A Q&A With Beth Nickel
What excites you about coming to work each day? Seeing how far we have come since we started out as a tiny producer of Far Niente Chardonnay in 1979. To me, it’s remarkable that it has turned into a collection of five high-quality wineries that were created by our own people and with our own ideas.
What are some of the best lessons working in wine has taught you? The wine business worldwide is a very brotherly (and sisterly!) and welcoming industry. Most people in the business conduct themselves as if there is a whole lot more to be gained from collaborating and sharing ideas rather than keeping information to themselves. It’s very refreshing to be involved in this kind of inclusive environment.
What centers you? Being in the Far Niente gardens after the work day is over and it becomes quiet and peaceful. When we started out here, the property had 60 years of overgrowth from which we carved out our showplace. Seeing the evolution of the whole 13-acre property adds to the enjoyment because I remember how it looked when Gil and I first started.
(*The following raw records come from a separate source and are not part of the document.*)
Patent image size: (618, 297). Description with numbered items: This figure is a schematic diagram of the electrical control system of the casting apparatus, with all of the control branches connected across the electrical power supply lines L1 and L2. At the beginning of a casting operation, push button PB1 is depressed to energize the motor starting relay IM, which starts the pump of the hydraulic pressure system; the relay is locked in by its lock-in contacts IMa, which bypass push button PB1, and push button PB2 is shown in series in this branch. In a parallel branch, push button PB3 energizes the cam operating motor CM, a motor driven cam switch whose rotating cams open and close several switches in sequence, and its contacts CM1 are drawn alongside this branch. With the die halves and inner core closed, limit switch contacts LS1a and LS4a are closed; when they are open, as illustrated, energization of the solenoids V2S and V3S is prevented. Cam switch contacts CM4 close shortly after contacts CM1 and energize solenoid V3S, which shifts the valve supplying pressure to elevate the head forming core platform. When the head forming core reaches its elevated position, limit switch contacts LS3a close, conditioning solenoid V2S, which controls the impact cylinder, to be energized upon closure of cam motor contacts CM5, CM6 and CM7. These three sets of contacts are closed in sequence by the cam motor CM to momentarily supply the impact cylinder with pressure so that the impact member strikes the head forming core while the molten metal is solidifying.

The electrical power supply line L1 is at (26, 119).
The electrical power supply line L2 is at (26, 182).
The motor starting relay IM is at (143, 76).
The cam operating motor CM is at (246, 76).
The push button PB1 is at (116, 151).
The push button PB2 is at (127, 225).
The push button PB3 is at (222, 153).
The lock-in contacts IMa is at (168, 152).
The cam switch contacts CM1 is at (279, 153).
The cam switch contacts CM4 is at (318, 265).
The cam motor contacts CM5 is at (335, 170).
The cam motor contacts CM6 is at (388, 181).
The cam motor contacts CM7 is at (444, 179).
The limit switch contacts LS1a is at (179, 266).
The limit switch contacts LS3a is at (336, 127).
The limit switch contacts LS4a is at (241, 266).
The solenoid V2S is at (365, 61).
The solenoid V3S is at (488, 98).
There wasn’t a window or a door in the stone winery and the trees, bushes, weeds and wild vines had “taken over” from decades of neglect.
What message would you give young women interested in pursuing a career in wine? I’d tell them about the wonderful facets of the wine business – grape growing, winemaking and production, hospitality and special events, wine education, sales and marketing. I’d also tell them to be flexible if they’re not sure what area to concentrate on and try everything that is available to them.